Bitdefender announced that it discovered critical vulnerabilities in an unidentified manufacturer's Internet of Things (IoT) cameras that could threaten the privacy of their owners and enable distributed denial of service (DDoS) attacks.
The security company identified three key problems with the cameras:
- They do not require people to change their default passwords
- They send network credentials in plain text
- They don't encrypt data as it travels between the cameras, the company's servers, and the apps used to watch their recordings.
These failings would be problematic individually, but together, they represent a complete failure to secure devices people are supposed to trust.
Bitdefender said the password problem is compounded by the cameras using MAC addresses to verify their connections to other devices. This means someone could set up a malicious device to collect information about a specific person simply by using a MAC address trusted by the cameras. That person could then learn any passwords used to secure the cameras, which means changing the default password won't be enough to keep hackers out.
This is how Bitdefender described the potential impact of this problem:
“Anyone can use the app, just as the user would”, George Cabau, antimalware researcher said. “This means turning on audio, mic and speakers to communicate with children while parents aren’t around or having undisturbed access to real-time footage from your kids’ bedroom. Clearly, this is an extremely invasive device, and its compromise leads to scary consequences.”
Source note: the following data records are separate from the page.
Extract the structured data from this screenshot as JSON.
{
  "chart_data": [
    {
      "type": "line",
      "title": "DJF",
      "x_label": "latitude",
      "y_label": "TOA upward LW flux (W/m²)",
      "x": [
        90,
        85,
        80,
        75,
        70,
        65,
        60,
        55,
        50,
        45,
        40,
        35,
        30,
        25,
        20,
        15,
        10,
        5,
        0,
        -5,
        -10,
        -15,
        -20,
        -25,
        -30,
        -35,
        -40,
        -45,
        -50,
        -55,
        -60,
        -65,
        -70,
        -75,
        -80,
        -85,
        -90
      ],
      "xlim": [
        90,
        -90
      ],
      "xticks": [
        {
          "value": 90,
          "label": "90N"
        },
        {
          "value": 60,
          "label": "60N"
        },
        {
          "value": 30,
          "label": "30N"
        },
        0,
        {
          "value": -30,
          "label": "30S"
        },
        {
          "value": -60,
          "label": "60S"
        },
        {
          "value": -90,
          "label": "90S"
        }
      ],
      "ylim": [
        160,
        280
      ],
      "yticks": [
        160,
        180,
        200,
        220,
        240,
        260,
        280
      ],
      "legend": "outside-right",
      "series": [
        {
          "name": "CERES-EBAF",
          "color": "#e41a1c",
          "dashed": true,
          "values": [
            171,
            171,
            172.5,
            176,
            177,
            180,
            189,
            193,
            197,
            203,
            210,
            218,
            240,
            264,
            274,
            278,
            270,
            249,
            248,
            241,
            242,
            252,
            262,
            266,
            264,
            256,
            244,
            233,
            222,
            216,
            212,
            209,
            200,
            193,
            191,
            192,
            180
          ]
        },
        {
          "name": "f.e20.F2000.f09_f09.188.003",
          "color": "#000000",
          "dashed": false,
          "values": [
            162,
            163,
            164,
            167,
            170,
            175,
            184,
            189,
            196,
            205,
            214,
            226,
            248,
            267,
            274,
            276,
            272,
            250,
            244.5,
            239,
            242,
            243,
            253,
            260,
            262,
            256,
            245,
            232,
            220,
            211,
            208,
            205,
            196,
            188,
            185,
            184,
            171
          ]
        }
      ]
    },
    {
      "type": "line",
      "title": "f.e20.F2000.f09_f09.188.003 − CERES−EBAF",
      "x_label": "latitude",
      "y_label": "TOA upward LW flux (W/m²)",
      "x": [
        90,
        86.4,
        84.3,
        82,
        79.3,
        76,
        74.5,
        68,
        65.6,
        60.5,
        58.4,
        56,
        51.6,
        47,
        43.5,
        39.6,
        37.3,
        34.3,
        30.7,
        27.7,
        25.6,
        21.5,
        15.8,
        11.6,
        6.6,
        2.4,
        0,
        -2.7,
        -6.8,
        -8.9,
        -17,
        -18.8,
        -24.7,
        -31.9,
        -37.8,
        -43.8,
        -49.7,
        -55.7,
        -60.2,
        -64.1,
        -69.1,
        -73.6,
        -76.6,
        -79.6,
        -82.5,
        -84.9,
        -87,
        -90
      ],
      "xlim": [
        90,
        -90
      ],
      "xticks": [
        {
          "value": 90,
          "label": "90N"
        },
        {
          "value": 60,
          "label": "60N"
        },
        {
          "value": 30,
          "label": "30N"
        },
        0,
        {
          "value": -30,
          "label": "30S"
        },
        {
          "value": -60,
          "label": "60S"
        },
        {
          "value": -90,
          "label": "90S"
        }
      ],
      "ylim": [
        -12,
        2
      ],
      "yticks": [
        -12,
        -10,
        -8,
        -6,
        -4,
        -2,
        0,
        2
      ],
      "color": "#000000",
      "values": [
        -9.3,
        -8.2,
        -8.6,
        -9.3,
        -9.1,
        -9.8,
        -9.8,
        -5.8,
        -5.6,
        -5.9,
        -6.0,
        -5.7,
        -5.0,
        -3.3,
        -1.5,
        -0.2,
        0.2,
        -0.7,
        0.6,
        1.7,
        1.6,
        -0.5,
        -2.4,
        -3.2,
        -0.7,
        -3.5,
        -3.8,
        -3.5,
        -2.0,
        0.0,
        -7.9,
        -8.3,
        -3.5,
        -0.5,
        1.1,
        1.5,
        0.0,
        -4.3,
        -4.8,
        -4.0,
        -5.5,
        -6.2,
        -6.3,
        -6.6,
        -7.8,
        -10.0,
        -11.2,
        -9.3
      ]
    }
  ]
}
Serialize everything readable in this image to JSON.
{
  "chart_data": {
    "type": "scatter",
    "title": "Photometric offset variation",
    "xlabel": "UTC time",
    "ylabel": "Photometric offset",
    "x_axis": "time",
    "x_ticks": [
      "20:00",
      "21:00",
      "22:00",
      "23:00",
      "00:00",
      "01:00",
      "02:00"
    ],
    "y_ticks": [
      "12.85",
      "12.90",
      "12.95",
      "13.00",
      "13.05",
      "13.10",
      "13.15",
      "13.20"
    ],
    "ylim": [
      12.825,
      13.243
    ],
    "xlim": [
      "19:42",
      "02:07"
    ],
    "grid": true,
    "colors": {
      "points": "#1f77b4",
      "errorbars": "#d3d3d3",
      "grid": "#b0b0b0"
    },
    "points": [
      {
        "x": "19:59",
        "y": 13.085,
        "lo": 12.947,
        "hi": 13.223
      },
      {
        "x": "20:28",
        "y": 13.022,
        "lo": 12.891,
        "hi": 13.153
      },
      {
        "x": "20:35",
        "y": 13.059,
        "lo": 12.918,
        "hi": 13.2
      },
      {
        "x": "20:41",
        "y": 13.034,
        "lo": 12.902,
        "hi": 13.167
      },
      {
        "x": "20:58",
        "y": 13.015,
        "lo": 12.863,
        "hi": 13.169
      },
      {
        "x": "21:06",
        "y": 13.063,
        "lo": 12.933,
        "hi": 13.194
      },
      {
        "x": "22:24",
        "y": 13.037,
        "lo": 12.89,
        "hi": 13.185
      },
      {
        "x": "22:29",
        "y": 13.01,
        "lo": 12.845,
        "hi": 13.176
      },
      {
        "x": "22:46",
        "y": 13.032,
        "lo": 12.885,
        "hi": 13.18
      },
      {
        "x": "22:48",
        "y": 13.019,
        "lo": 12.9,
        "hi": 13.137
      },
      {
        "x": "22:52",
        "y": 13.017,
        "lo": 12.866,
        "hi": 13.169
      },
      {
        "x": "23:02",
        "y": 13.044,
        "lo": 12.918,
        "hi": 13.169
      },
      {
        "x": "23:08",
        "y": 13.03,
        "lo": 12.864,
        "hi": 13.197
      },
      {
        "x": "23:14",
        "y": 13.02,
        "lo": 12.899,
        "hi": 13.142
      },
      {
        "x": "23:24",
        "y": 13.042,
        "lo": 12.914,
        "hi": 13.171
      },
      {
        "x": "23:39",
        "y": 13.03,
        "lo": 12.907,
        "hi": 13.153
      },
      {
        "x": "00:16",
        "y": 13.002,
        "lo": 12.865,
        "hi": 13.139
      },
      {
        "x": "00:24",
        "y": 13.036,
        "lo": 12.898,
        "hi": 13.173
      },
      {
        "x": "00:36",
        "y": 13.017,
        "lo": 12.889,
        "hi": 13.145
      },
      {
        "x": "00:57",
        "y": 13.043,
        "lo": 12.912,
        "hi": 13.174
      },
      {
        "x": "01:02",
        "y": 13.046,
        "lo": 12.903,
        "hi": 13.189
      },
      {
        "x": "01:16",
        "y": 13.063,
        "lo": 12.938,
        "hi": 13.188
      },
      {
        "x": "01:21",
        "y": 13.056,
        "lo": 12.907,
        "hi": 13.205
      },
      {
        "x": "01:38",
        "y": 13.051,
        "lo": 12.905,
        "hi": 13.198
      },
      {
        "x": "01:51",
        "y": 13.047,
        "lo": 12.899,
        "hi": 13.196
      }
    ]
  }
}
These vulnerabilities pose a problem outside of the home, too. Bitdefender said that someone could trick the device into executing commands by performing an HTTP request to set up another NTP server. The cameras won't verify the server, which means whoever sets up the impostor can make them execute commands. This could be used to make the devices crash, for instance, or to enlist them in the increasingly popular IoT-fueled botnets.
Botnets powered by IoT devices were recently used in DDoS attacks that took down many popular websites on the East Coast and Midwest. These episodes led U.S. Senator Mark Warner (D-Va.) to call for improved security in IoT devices and fueled concerns about devices having to be recalled if they are insecure. This report shows how easy it can be to recruit devices into these botnets and how many IoT companies still have not made security a top priority.
Bitdefender did not identify the manufacturer of the devices it studied. However, the company did include a screenshot of an app affected by these problems in an email to journalists, and an image search revealed that it was taken from an app called EdiView that is available on both Android and iOS devices. EdiView is used to access IoT cameras made by Edimax, a manufacturer in Taiwan that also makes wireless routers, smart plugs, and other products.
Edimax has not responded to an email requesting confirmation that these vulnerabilities affect its cameras. Here's what a Bitdefender spokesperson said in response to Tom's Hardware's request for more information:
It's Bitdefender's policy not to reveal the names of specific vendors in order to avoid directly causing damage to a particular brand. Bitdefender aims to draw attention to the wider issue around IoT vulnerabilities, as many different products and brands may contain similar vulnerabilities which would leave users susceptible to attacks. However, in this instance Google Image Search re: the image from the release could help.
The company did say in its announcement that it gave the manufacturer 30 days to fix the vulnerabilities before they were made public knowledge. "The problems persist on the latest firmware version (2.02)," Bitdefender said. "However the vendor is currently working on a fix."